Spark Configuration

Catalogs configuration

Using Mixed-Format in a standalone catalog

Starting from version 3.x, Spark supports configuring an independent Catalog. If you want to use a Mixed-Format table in a standalone Catalog, you can configure it as follows:

spark.sql.catalog.mixed_catalog=org.apache.amoro.spark.MixedFormatSparkCatalog
spark.sql.catalog.mixed_catalog.url=thrift://${AMS_HOST}:${AMS_PORT}/${AMS_CATALOG_NAME_HIVE}

Then, execute the following SQL in the Spark SQL Client to switch to the corresponding catalog.

use mixed_catalog;

Of course, you can also access Mixed-Format tables by directly using the triplet mixed_catalog.{db_name}.{table_name}.

You can also set Spark’s default Catalog to your configured Catalog using the following properties. In this way, you don’t need to use the use {catalog} command to switch the default catalog.

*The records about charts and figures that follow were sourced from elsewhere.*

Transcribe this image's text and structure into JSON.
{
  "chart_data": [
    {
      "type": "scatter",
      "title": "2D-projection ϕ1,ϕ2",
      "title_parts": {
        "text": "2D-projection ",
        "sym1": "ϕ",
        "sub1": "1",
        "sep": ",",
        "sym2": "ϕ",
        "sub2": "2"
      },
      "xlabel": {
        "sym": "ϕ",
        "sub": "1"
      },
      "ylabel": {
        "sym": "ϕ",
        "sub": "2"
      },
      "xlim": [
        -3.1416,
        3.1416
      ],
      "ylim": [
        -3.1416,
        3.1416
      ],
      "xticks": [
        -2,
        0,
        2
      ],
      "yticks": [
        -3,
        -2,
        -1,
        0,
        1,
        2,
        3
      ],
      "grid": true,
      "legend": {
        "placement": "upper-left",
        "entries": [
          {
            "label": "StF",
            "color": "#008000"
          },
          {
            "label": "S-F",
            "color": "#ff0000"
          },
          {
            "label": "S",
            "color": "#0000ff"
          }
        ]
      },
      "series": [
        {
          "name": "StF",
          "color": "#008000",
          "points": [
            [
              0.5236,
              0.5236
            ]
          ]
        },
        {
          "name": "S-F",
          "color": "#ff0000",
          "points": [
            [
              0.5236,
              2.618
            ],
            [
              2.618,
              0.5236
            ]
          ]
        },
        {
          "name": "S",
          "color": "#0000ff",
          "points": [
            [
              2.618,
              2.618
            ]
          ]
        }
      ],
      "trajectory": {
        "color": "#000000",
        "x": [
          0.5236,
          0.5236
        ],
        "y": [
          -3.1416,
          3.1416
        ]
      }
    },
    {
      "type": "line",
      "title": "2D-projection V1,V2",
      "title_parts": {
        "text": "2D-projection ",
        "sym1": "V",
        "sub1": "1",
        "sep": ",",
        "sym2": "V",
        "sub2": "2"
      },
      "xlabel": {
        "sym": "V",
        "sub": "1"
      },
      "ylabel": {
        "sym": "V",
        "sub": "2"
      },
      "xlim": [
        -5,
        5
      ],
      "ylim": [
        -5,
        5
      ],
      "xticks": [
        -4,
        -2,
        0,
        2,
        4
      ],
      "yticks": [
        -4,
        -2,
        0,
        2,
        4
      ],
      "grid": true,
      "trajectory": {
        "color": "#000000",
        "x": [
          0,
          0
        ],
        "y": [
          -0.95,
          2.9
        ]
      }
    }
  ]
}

spark.sql.defaultCatalog=mixed_catalog
spark.sql.catalog.mixed_catalog=org.apache.amoro.spark.MixedFormatSparkCatalog
spark.sql.catalog.mixed_catalog.url=thrift://${AMS_HOST}:${AMS_PORT}/${AMS_CATALOG_NAME_HIVE}

In a standalone AmoroSparkCatalog scenario, only Mixed-Format tables can be created and accessed in the corresponding catalog

Using Mixed-Format in session catalog

If you want to access both existing Hive tables or Spark datasource tables and Mixed-Format tables in Spark, you can use the AmoroSparkSessionCatalog as the implementation of the Spark default session catalog. The configuration method is as follows.

spark.sql.catalog.spark_catalog=org.apache.amoro.spark.MixedFormatSparkSessionCatalog
spark.sql.catalog.spark_catalog.url=thrift://${AMS_HOST}:${AMS_PORT}/${AMS_CATALOG_NAME_HIVE}

When using the MixedFormatSparkSessionCatalog as the implementation of the spark_catalog, it behaves as follows

  • Load Table: When resolving a db_name.table_name identifier, it will load the table metadata by Spark’s built-in session catalog implementation, and then checking the MixedFormat flag defined in table properties. If the table has the MixedFormat flag, it will be loaded by MixedFormatSparkCatalog again.

  • Create Table: The behavior of CREATE TABLE is determined by the using {provider} clause in the DDL statement. If the clause contains using mixed_iceberg or using mixed_hive, a Mixed-Format table will be created. Otherwise, the default Spark implementation will be used to create the table.

When using the MixedFormatSparkSessionCatalog, there are several points to keep in mind:

  • MixedFormatSparkSessionCatalog can only be configured under the spark_catalog
  • The spark.sql.catalogImplementation must be configured as HIVE
  • Catalogs registered on AMS must use a Metastore of the Hive type.

The high availability configuration

If AMS is configured with high availability, you can configure the spark.sql.catalog.{catalog_name}.url property in the following way to achieve higher availability.

spark.sql.catalog.mixed_catalog=org.apache.amoro.spark.MixedFormatSparkCatalog
spark.sql.catalog.mixed_catalog.url=zookeeper://{zookeeper-endpoint-list}/{cluster-name}/{catalog-name}

Among above:

  • zookeeper-endpoint-list: a list of host:port pairs separated by commas. A valid value could be 192.168.1.1:2181,192.168.1.2:2181,192.168.1.3:2181
  • cluster-name: is the value of ams.cluster.name configured in the configuration file config.yml of AMS, which is used to identify the user space on ZooKeeper.
  • catalog-name: the name of the Catalog on AMS.